Had this charade not been unmasked, the State Department and the New York Times would doubtless have been decrying, a la Gillman and Goss, Aristide-inspired acts of violence.


Indeed, this is the same tactic that did take place in the attempted coup on Chavez in 2002. And in that case, it worked - the opposition sat snipers onto the pro-Chavez crowd and then filmed the crowd returning fire, which film they broadcast to the world saying that Chavez was slaughtering a peaceful opposition crowd of protestors. That was the news that was carried in the U.S. In fact, no opposition members were killed. The deaths were all Chavez supporters. But, as Stan Goff says in his remarks about Haiti...."facts have never been obstacles to Republicans."

Back to 2004:

All warnings that the finger would give way to the hand are coming to pass. Hopefully the Aristide government will take all action necessary to secure the nation, and if they do they will be vilified by the US press. That's why we need to get this story out there now, so there is at least some perspective to help the left avoid heading down the wrong path.
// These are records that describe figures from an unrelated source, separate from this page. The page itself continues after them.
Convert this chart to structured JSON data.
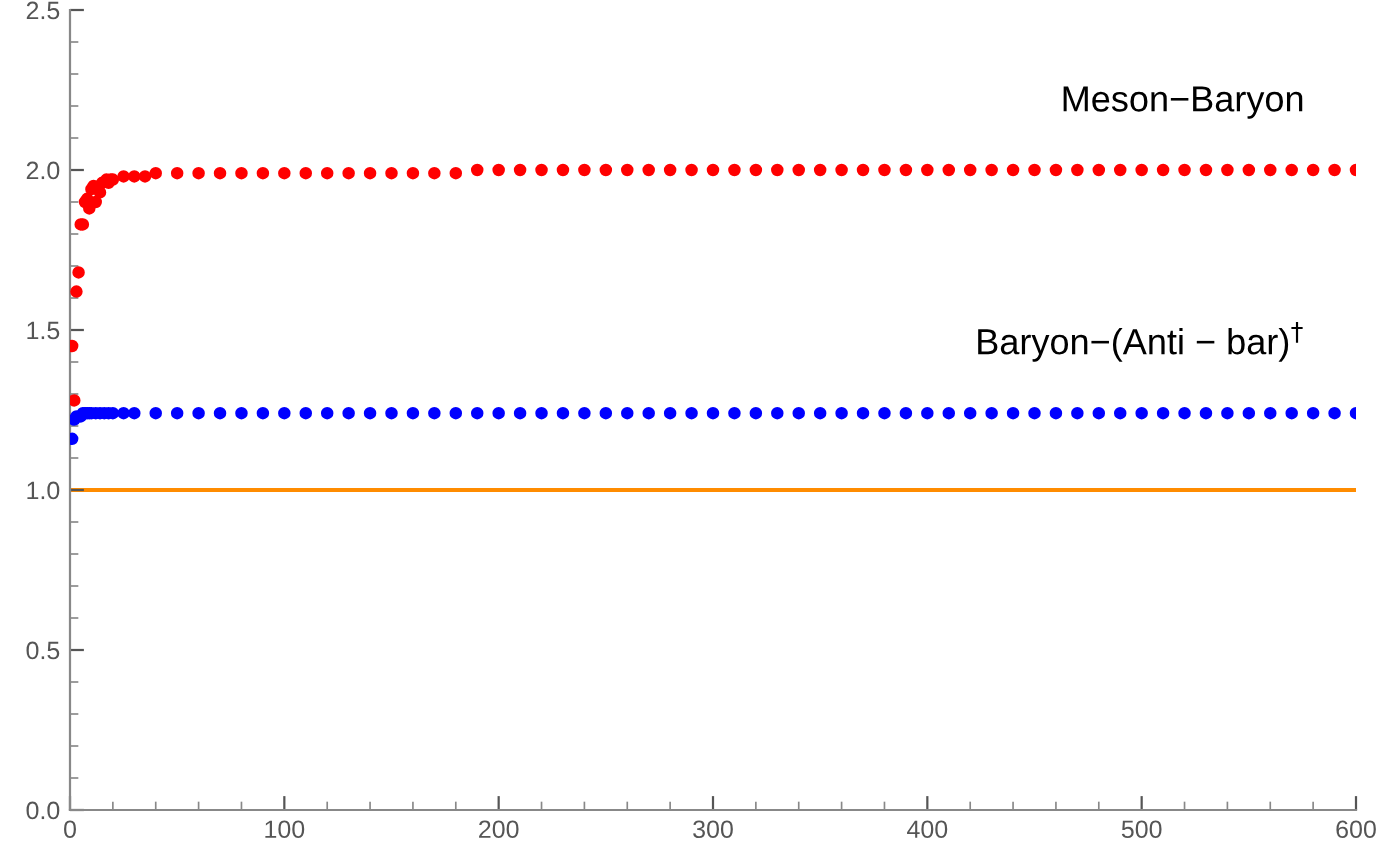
{
  "chart_data": {
    "type": "scatter",
    "xlim": [
      0,
      600
    ],
    "ylim": [
      0,
      2.5
    ],
    "xticks": [
      0,
      100,
      200,
      300,
      400,
      500,
      600
    ],
    "yticks": [
      {
        "value": 0,
        "label": "0.0"
      },
      {
        "value": 0.5,
        "label": "0.5"
      },
      {
        "value": 1,
        "label": "1.0"
      },
      {
        "value": 1.5,
        "label": "1.5"
      },
      {
        "value": 2,
        "label": "2.0"
      },
      {
        "value": 2.5,
        "label": "2.5"
      }
    ],
    "grid": false,
    "legend": false,
    "marker": "circle",
    "series": [
      {
        "name": "Meson−Baryon",
        "color": "#ff0000",
        "x": [
          1,
          2,
          3,
          4,
          5,
          6,
          7,
          8,
          9,
          10,
          11,
          12,
          14,
          15,
          17,
          18,
          19,
          20,
          25,
          30,
          35,
          40,
          50,
          60,
          70,
          80,
          90,
          100,
          110,
          120,
          130,
          140,
          150,
          160,
          170,
          180,
          190,
          200,
          210,
          220,
          230,
          240,
          250,
          260,
          270,
          280,
          290,
          300,
          310,
          320,
          330,
          340,
          350,
          360,
          370,
          380,
          390,
          400,
          410,
          420,
          430,
          440,
          450,
          460,
          470,
          480,
          490,
          500,
          510,
          520,
          530,
          540,
          550,
          560,
          570,
          580,
          590,
          600
        ],
        "values": [
          1.45,
          1.28,
          1.62,
          1.68,
          1.83,
          1.83,
          1.9,
          1.91,
          1.88,
          1.94,
          1.95,
          1.9,
          1.93,
          1.96,
          1.97,
          1.96,
          1.97,
          1.97,
          1.98,
          1.98,
          1.98,
          1.99,
          1.99,
          1.99,
          1.99,
          1.99,
          1.99,
          1.99,
          1.99,
          1.99,
          1.99,
          1.99,
          1.99,
          1.99,
          1.99,
          1.99,
          2.0,
          2.0,
          2.0,
          2.0,
          2.0,
          2.0,
          2.0,
          2.0,
          2.0,
          2.0,
          2.0,
          2.0,
          2.0,
          2.0,
          2.0,
          2.0,
          2.0,
          2.0,
          2.0,
          2.0,
          2.0,
          2.0,
          2.0,
          2.0,
          2.0,
          2.0,
          2.0,
          2.0,
          2.0,
          2.0,
          2.0,
          2.0,
          2.0,
          2.0,
          2.0,
          2.0,
          2.0,
          2.0,
          2.0,
          2.0,
          2.0,
          2.0
        ]
      },
      {
        "name": "Baryon−(Anti − bar)$^{†}$",
        "color": "#0000ff",
        "x": [
          1,
          2,
          3,
          5,
          6,
          7,
          8,
          9,
          10,
          12,
          14,
          16,
          18,
          20,
          25,
          30,
          40,
          50,
          60,
          70,
          80,
          90,
          100,
          110,
          120,
          130,
          140,
          150,
          160,
          170,
          180,
          190,
          200,
          210,
          220,
          230,
          240,
          250,
          260,
          270,
          280,
          290,
          300,
          310,
          320,
          330,
          340,
          350,
          360,
          370,
          380,
          390,
          400,
          410,
          420,
          430,
          440,
          450,
          460,
          470,
          480,
          490,
          500,
          510,
          520,
          530,
          540,
          550,
          560,
          570,
          580,
          590,
          600
        ],
        "values": [
          1.16,
          1.22,
          1.23,
          1.23,
          1.24,
          1.24,
          1.24,
          1.24,
          1.24,
          1.24,
          1.24,
          1.24,
          1.24,
          1.24,
          1.24,
          1.24,
          1.24,
          1.24,
          1.24,
          1.24,
          1.24,
          1.24,
          1.24,
          1.24,
          1.24,
          1.24,
          1.24,
          1.24,
          1.24,
          1.24,
          1.24,
          1.24,
          1.24,
          1.24,
          1.24,
          1.24,
          1.24,
          1.24,
          1.24,
          1.24,
          1.24,
          1.24,
          1.24,
          1.24,
          1.24,
          1.24,
          1.24,
          1.24,
          1.24,
          1.24,
          1.24,
          1.24,
          1.24,
          1.24,
          1.24,
          1.24,
          1.24,
          1.24,
          1.24,
          1.24,
          1.24,
          1.24,
          1.24,
          1.24,
          1.24,
          1.24,
          1.24,
          1.24,
          1.24,
          1.24,
          1.24,
          1.24,
          1.24
        ]
      }
    ],
    "ref_lines": [
      {
        "axis": "y",
        "value": 1,
        "color": "#ff8c00",
        "line_style": "solid"
      }
    ]
  }
}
Aristide needs to wage a ruthless fight to retake each of those towns in turn, to acknowledge that the macouto-bourgeoisie is waging a civil war, and to state that this is war, openly, in order to do what is necessary. If not, then the right-wing paramilitaries will maintain the initiative, they will operate within the logic of war, and they will topple Aristide's government and clamp down yet again on popular sovereignty, with assistance from the hegemon to the north.

To stay abreast of developments in Haiti without relying on the capitalist press, go to the English section of www.haiti-progres.com.


And now, perhaps you will see an extra callousness in Bush's proclamation today that we will refuse entry to any Haitian refugee from a civil war that we have been stirring.

With Haiti inching toward civil war, President George W. Bush said yesterday the U.S. Coast Guard would turn back any Haitians fleeing in boats to U.S. shores.

That declaration - which was essentially an affirmation of current policy - drew swift denunciations from critics, who called it inhumane and racist. Also, about 20 members of the Congressional Black Caucus told Bush in an impassioned meeting that the United States must be prepared to use force and offer aid to prevent total chaos in Haiti.

At the White House, Bush told reporters, "I have made it abundantly clear to the Coast Guard that we will turn back any refugee that attempts to reach our shore." He spoke amid growing concerns that the rebellion against Haitian President Jean-Bertrand Aristide will lead to a new exodus of boat people.
  Newsday article

There is a saying in Haiti. If you don't say 'Good morning' to the devil, he will eat you. If you do say 'Good morning' to the devil... he will eat you.